McCarthy’s next novel, All the Pretty Horses, was published in 1992 and was the first in a trilogy of novels that also included The Crossing and Cities of the Plain. The trilogy follows the adventures of two young men as they travel through Mexico and the American West in the mid-twentieth century.

In 2005, McCarthy published his most widely recognized novel, The Road, which won the Pulitzer Prize for Fiction. The novel tells the story of a father and son’s journey through a post-apocalyptic world and explores themes of survival, morality, and the human condition. The Road was later adapted into a highly acclaimed film starring Viggo Mortensen.

In addition to his novels, McCarthy has also written several plays, including The Sunset Limited, which was later adapted into a film, and The Stonemason. He has also written screenplays, including the screenplay for the film adaptation of his novel, No Country for Old Men, which won four Academy Awards, including Best Picture, in 2008.

Throughout his career, McCarthy has received numerous awards and honors for his writing, including the MacArthur Fellowship, the National Book Award, and the PEN/Saul Bellow Award for Achievement in American Fiction. He is widely regarded as one of the greatest living American writers and his works continue to be studied and admired by readers and scholars around the world.

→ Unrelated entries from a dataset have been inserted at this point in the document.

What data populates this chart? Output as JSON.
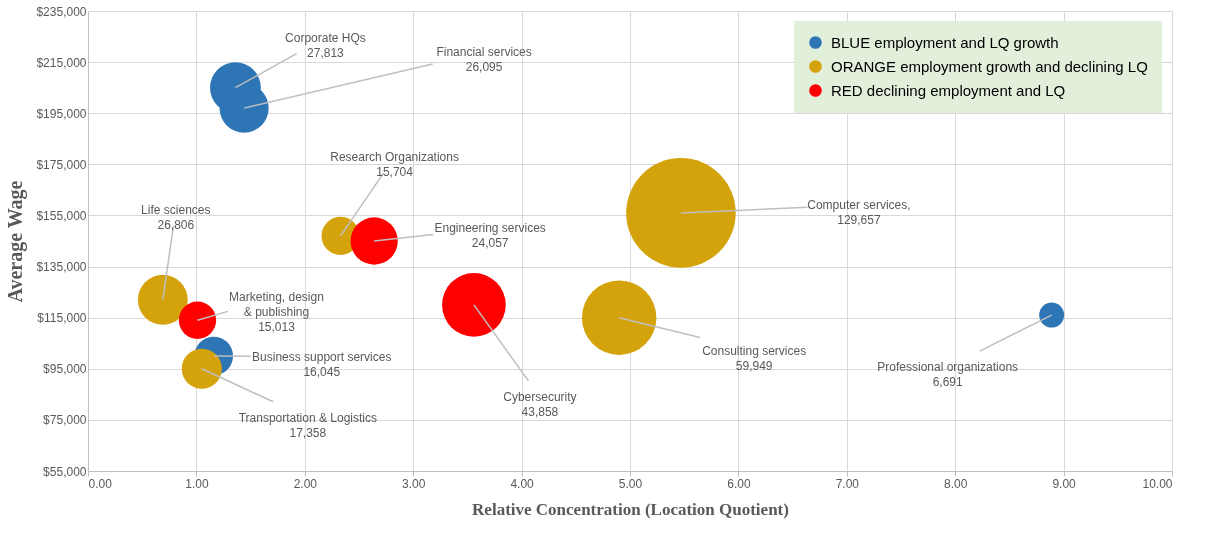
{
  "chart_data": {
    "type": "bubble",
    "xlabel": "Relative Concentration (Location Quotient)",
    "ylabel": "Average Wage",
    "xlim": [
      0,
      10
    ],
    "ylim": [
      55000,
      235000
    ],
    "xticks": [
      {
        "value": 0,
        "label": "0.00"
      },
      {
        "value": 1,
        "label": "1.00"
      },
      {
        "value": 2,
        "label": "2.00"
      },
      {
        "value": 3,
        "label": "3.00"
      },
      {
        "value": 4,
        "label": "4.00"
      },
      {
        "value": 5,
        "label": "5.00"
      },
      {
        "value": 6,
        "label": "6.00"
      },
      {
        "value": 7,
        "label": "7.00"
      },
      {
        "value": 8,
        "label": "8.00"
      },
      {
        "value": 9,
        "label": "9.00"
      },
      {
        "value": 10,
        "label": "10.00"
      }
    ],
    "yticks": [
      {
        "value": 55000,
        "label": "$55,000"
      },
      {
        "value": 75000,
        "label": "$75,000"
      },
      {
        "value": 95000,
        "label": "$95,000"
      },
      {
        "value": 115000,
        "label": "$115,000"
      },
      {
        "value": 135000,
        "label": "$135,000"
      },
      {
        "value": 155000,
        "label": "$155,000"
      },
      {
        "value": 175000,
        "label": "$175,000"
      },
      {
        "value": 195000,
        "label": "$195,000"
      },
      {
        "value": 215000,
        "label": "$215,000"
      },
      {
        "value": 235000,
        "label": "$235,000"
      }
    ],
    "grid": true,
    "legend": "top right",
    "series": [
      {
        "name": "BLUE employment and LQ growth",
        "color": "#2e75b6",
        "x": [
          1.36,
          1.44,
          1.16,
          8.89
        ],
        "values": [
          205000,
          197000,
          100000,
          116000
        ],
        "sizes": [
          0.215,
          0.201,
          0.124,
          0.052
        ]
      },
      {
        "name": "ORANGE employment growth and declining LQ",
        "color": "#d4a20a",
        "x": [
          2.33,
          0.69,
          1.05,
          5.47,
          4.9
        ],
        "values": [
          147000,
          122000,
          95000,
          156000,
          115000
        ],
        "sizes": [
          0.121,
          0.207,
          0.134,
          1,
          0.462
        ]
      },
      {
        "name": "RED declining employment and LQ",
        "color": "#ff0000",
        "x": [
          2.64,
          1.01,
          3.56
        ],
        "values": [
          145000,
          114000,
          120000
        ],
        "sizes": [
          0.186,
          0.116,
          0.338
        ]
      }
    ],
    "annotations": [
      {
        "text": "Corporate HQs\n27,813",
        "x": 1.36,
        "y": 205000
      },
      {
        "text": "Financial services\n26,095",
        "x": 1.44,
        "y": 197000
      },
      {
        "text": "Business support services\n16,045",
        "x": 1.16,
        "y": 100000
      },
      {
        "text": "Professional organizations\n6,691",
        "x": 8.89,
        "y": 116000
      },
      {
        "text": "Research Organizations\n15,704",
        "x": 2.33,
        "y": 147000
      },
      {
        "text": "Life sciences\n26,806",
        "x": 0.69,
        "y": 122000
      },
      {
        "text": "Transportation & Logistics\n17,358",
        "x": 1.05,
        "y": 95000
      },
      {
        "text": "Computer services,\n129,657",
        "x": 5.47,
        "y": 156000
      },
      {
        "text": "Consulting services\n59,949",
        "x": 4.9,
        "y": 115000
      },
      {
        "text": "Engineering services\n24,057",
        "x": 2.64,
        "y": 145000
      },
      {
        "text": "Marketing, design\n& publishing\n15,013",
        "x": 1.01,
        "y": 114000
      },
      {
        "text": "Cybersecurity\n43,858",
        "x": 3.56,
        "y": 120000
      }
    ]
  }
}
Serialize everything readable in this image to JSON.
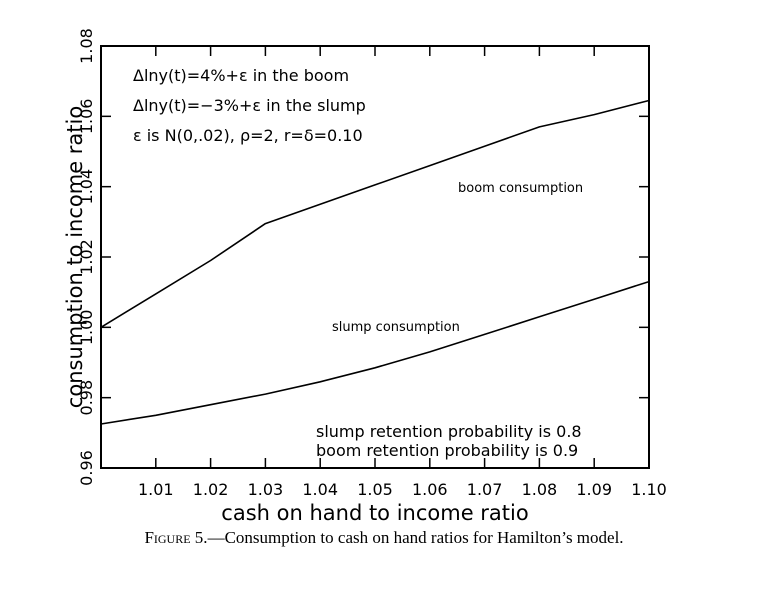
{
  "chart_data": {
    "type": "line",
    "xlabel": "cash on hand to income ratio",
    "ylabel": "consumption to income ratio",
    "xlim": [
      1.0,
      1.1
    ],
    "ylim": [
      0.96,
      1.08
    ],
    "x_ticks": [
      "1.01",
      "1.02",
      "1.03",
      "1.04",
      "1.05",
      "1.06",
      "1.07",
      "1.08",
      "1.09",
      "1.10"
    ],
    "y_ticks": [
      "0.96",
      "0.98",
      "1.00",
      "1.02",
      "1.04",
      "1.06",
      "1.08"
    ],
    "grid": false,
    "series": [
      {
        "name": "boom consumption",
        "x": [
          1.0,
          1.01,
          1.02,
          1.03,
          1.04,
          1.05,
          1.06,
          1.07,
          1.08,
          1.09,
          1.1
        ],
        "y": [
          1.0,
          1.0095,
          1.019,
          1.0295,
          1.035,
          1.0405,
          1.046,
          1.0515,
          1.057,
          1.0605,
          1.0645
        ]
      },
      {
        "name": "slump consumption",
        "x": [
          1.0,
          1.01,
          1.02,
          1.03,
          1.04,
          1.05,
          1.06,
          1.07,
          1.08,
          1.09,
          1.1
        ],
        "y": [
          0.9725,
          0.975,
          0.978,
          0.981,
          0.9845,
          0.9885,
          0.993,
          0.998,
          1.003,
          1.008,
          1.013
        ]
      }
    ],
    "annotations": {
      "line1": "Δlny(t)=4%+ε in the boom",
      "line2": "Δlny(t)=−3%+ε in the slump",
      "line3": "ε is N(0,.02), ρ=2, r=δ=0.10",
      "boom_label": "boom consumption",
      "slump_label": "slump consumption",
      "retention1": "slump retention probability is 0.8",
      "retention2": "boom retention probability is 0.9"
    }
  },
  "caption": {
    "figure_label": "Figure 5.",
    "text": "—Consumption to cash on hand ratios for Hamilton’s model."
  }
}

Major awards won by Cormac McCarthy:

  1. National Book Award for Fiction (1992) – “All the Pretty Horses”
  2. National Book Critics Circle Award for Fiction (1992) – “All the Pretty Horses”
  3. James Tait Black Memorial Prize for Fiction (1993) – “All the Pretty Horses”
  4. Pulitzer Prize for Fiction (2007) – “The Road”
  5. James Tait Black Memorial Prize for Fiction (2006) – “The Road”
  6. Believer Book Award (2006) – “The Road”
  7. PEN/Saul Bellow Award for Achievement in American Fiction (2001)
  8. MacArthur Fellowship (1981)
  9. National Humanities Medal (2010)
  10. The Library of Congress Prize for American Fiction (2016)

In addition to these awards, McCarthy has also been a finalist for several other prestigious literary prizes, including the Man Booker Prize and the National Book Award.